The regimental historian of the 8th Hussars who watched the early stages of the battle wrote a powerful description of the “dark autumn night” which “leaped and vaulted with sights and sounds, flickered, jumped and rolled with the clash of heavy weapons.” At times, “there could be heard the human cries of the wounded. Tracers stitched across the sky. Explosions tore it apart. German spandaus burped. The more deliberate Brens answered them… the wounded were taken back as soon as they could be. The dead were left for a quieter time. The living kept on….”
With daylight, Allied airpower limited the enemy’s ability to mount the kind of counterattacks their doctrine and training called for. Meanwhile, smokescreens created by the field artillery and mortars help ‘blind’ the German guns. Air observation pilots, linked to the counter battery medium regiments, silenced long-range enemy fire whenever they were in sight.

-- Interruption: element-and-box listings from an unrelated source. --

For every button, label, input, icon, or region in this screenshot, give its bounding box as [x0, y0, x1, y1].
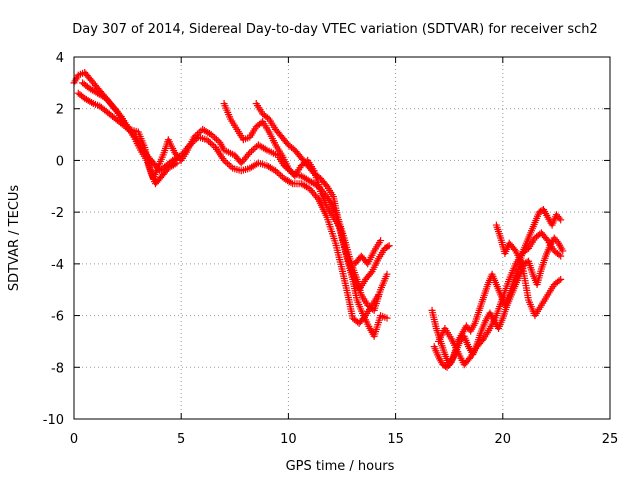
data-point	[275, 170, 283, 178]
data-point	[555, 214, 563, 222]
x-tick-label: 25	[602, 432, 619, 447]
data-point	[478, 336, 486, 344]
data-point	[207, 131, 215, 139]
data-point	[186, 141, 194, 149]
data-point	[203, 136, 211, 144]
data-point	[248, 147, 256, 155]
x-tick-label: 10	[280, 432, 297, 447]
data-point	[510, 245, 518, 253]
data-point	[209, 132, 217, 140]
data-point	[184, 143, 192, 151]
data-point	[171, 160, 179, 168]
series-sch2	[70, 69, 567, 371]
data-point	[227, 163, 235, 171]
data-point	[244, 150, 252, 158]
data-point	[553, 237, 561, 245]
data-point	[313, 193, 321, 201]
data-point	[189, 138, 197, 146]
data-point	[277, 171, 285, 179]
data-point	[555, 251, 563, 259]
data-point	[210, 142, 218, 150]
data-point	[187, 139, 195, 147]
data-point	[249, 146, 257, 154]
y-tick-labels: -10 -8 -6 -4 -2 0 2 4	[43, 51, 64, 428]
data-point	[383, 270, 391, 278]
data-point	[559, 247, 567, 255]
data-point	[557, 252, 565, 260]
data-point	[367, 269, 375, 277]
data-point	[383, 314, 391, 322]
data-point	[385, 242, 393, 250]
data-point	[191, 136, 199, 144]
y-axis-label: SDTVAR / TECUs	[7, 185, 22, 292]
data-point	[246, 149, 254, 157]
data-point	[261, 145, 269, 153]
y-tick-label: -2	[51, 206, 64, 221]
data-point	[205, 137, 213, 145]
data-point	[208, 140, 216, 148]
data-point	[465, 354, 473, 362]
data-point	[222, 158, 230, 166]
y-tick-label: -6	[51, 310, 64, 325]
data-point	[173, 159, 181, 167]
x-tick-label: 20	[495, 432, 512, 447]
x-axis-label: GPS time / hours	[286, 459, 395, 474]
data-point	[377, 237, 385, 245]
y-tick-label: 4	[56, 51, 64, 66]
data-point	[273, 168, 281, 176]
data-point	[543, 235, 551, 243]
y-tick-label: -4	[51, 258, 64, 273]
y-tick-label: -8	[51, 361, 64, 376]
data-point	[195, 129, 203, 137]
data-point	[224, 160, 232, 168]
data-point	[272, 167, 280, 175]
data-point	[555, 277, 563, 285]
data-point	[251, 144, 259, 152]
x-tick-labels: 0 5 10 15 20 25	[70, 432, 618, 447]
data-point	[557, 275, 565, 283]
data-point	[206, 139, 214, 147]
data-point	[384, 243, 392, 251]
x-tick-label: 0	[70, 432, 78, 447]
data-point	[360, 313, 368, 321]
y-tick-label: 2	[56, 103, 64, 118]
data-point	[193, 130, 201, 138]
x-tick-label: 5	[177, 432, 185, 447]
y-tick-label: -10	[43, 413, 64, 428]
data-point	[322, 181, 330, 189]
data-point	[446, 360, 454, 368]
data-point	[88, 99, 96, 107]
data-point	[220, 156, 228, 164]
y-tick-label: 0	[56, 154, 64, 169]
data-point	[225, 161, 233, 169]
axis-ticks	[73, 56, 611, 420]
data-points	[70, 69, 567, 371]
data-point	[287, 179, 295, 187]
data-point	[212, 135, 220, 143]
plot-frame	[73, 56, 611, 420]
data-point	[193, 135, 201, 143]
data-point	[557, 216, 565, 224]
data-point	[116, 111, 124, 119]
chart-title: Day 307 of 2014, Sidereal Day-to-day VTE…	[72, 22, 598, 37]
data-point	[211, 134, 219, 142]
x-tick-label: 15	[387, 432, 404, 447]
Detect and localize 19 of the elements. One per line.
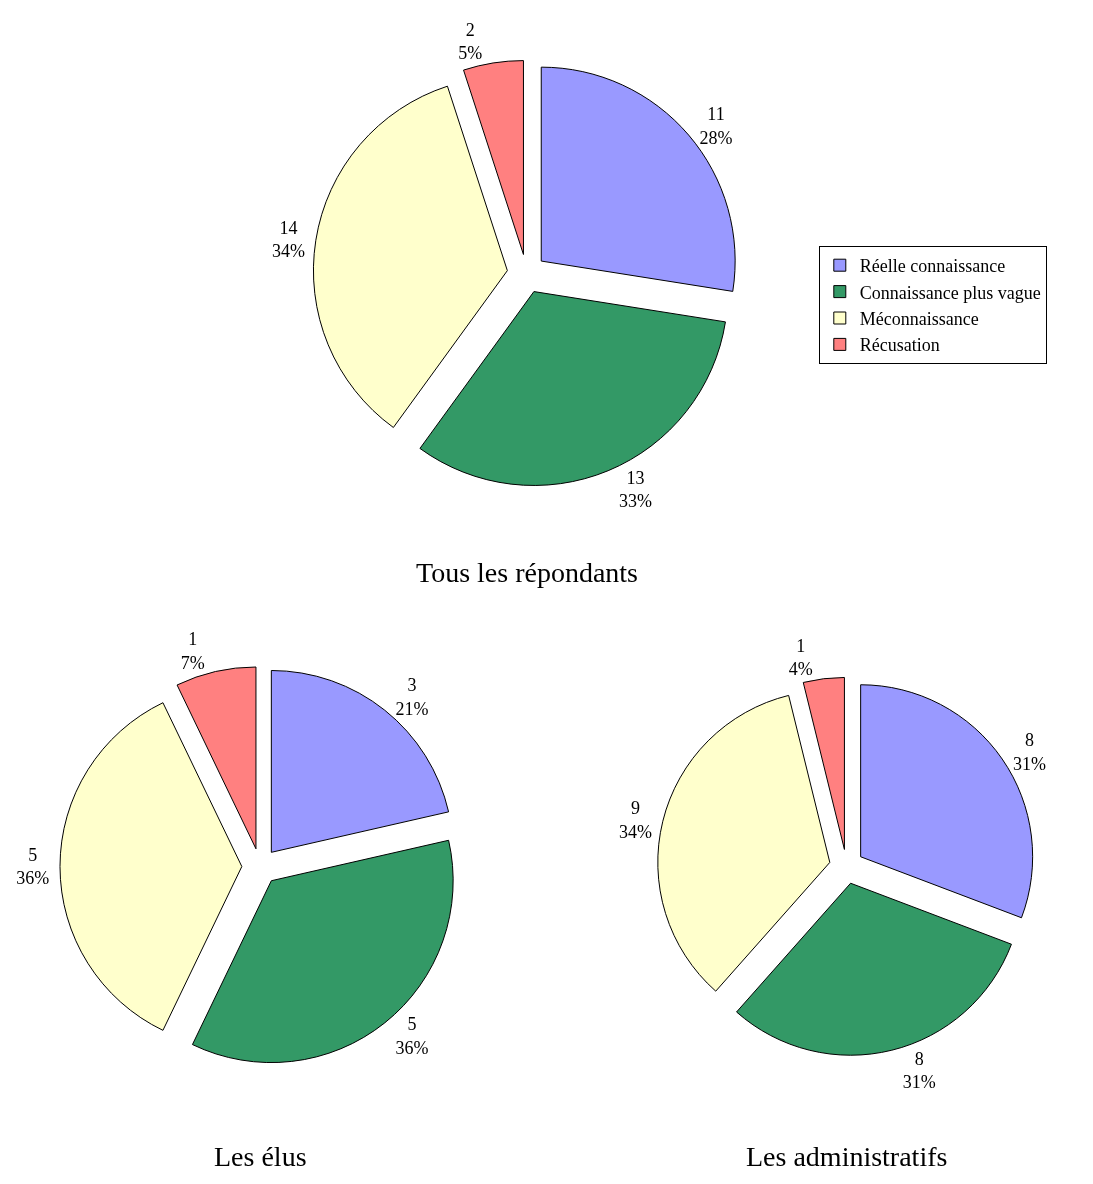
data-label: 8 31% bbox=[1013, 730, 1047, 774]
text: Les élus bbox=[214, 1141, 307, 1172]
legend-label: Réelle connaissance bbox=[859, 256, 1006, 277]
data-label: 2 5% bbox=[458, 20, 483, 64]
data-label: 9 34% bbox=[618, 798, 652, 842]
data-label: 1 7% bbox=[180, 629, 205, 673]
text: Les administratifs bbox=[746, 1141, 948, 1172]
data-label: 1 4% bbox=[788, 635, 813, 680]
legend-label: Récusation bbox=[859, 335, 940, 356]
data-label: 8 31% bbox=[902, 1048, 936, 1093]
legend-label: Connaissance plus vague bbox=[859, 282, 1041, 303]
text: Tous les répondants bbox=[416, 557, 639, 588]
data-label: 13 33% bbox=[618, 467, 652, 511]
data-label: 5 36% bbox=[395, 1014, 429, 1058]
data-label: 3 21% bbox=[395, 675, 429, 719]
legend-label: Méconnaissance bbox=[859, 309, 979, 330]
data-label: 5 36% bbox=[16, 844, 50, 889]
data-label: 14 34% bbox=[271, 218, 305, 262]
data-label: 11 28% bbox=[699, 104, 733, 148]
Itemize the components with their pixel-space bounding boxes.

With two battalions firm on either side of Coriano, the Irish Regt. and a squadron of Hussars began to clear the town. The Panzer Grenadiers had fortified many of the houses, linking them with tunnels. Tanks and self-propelled guns were hidden in the shells of buildings. It was a small-scale version of the December 1943 battle in Ortona (Into Ortona, Then And Now page 11). “The square of Coriano, already torn and cracked from days of shellfire, began to crumble…the Irish began to fight house to house in a deadly game of hide-and-seek. At nightfall the Canadians withdrew to prepare a new assault, but at dawn the Germans were gone.” The Westminster Regt., working with a squadron of Strathcona tanks, had cleared the north end of the ridge in a superb tank-infantry action which had involved “tanks shooting up houses and the infantry moving in and flushing out the enemy.” Once this task was accomplished the enemy had to abandon Coriano and withdraw to their temporary fall-back position on the next ridge where the struggle would continue.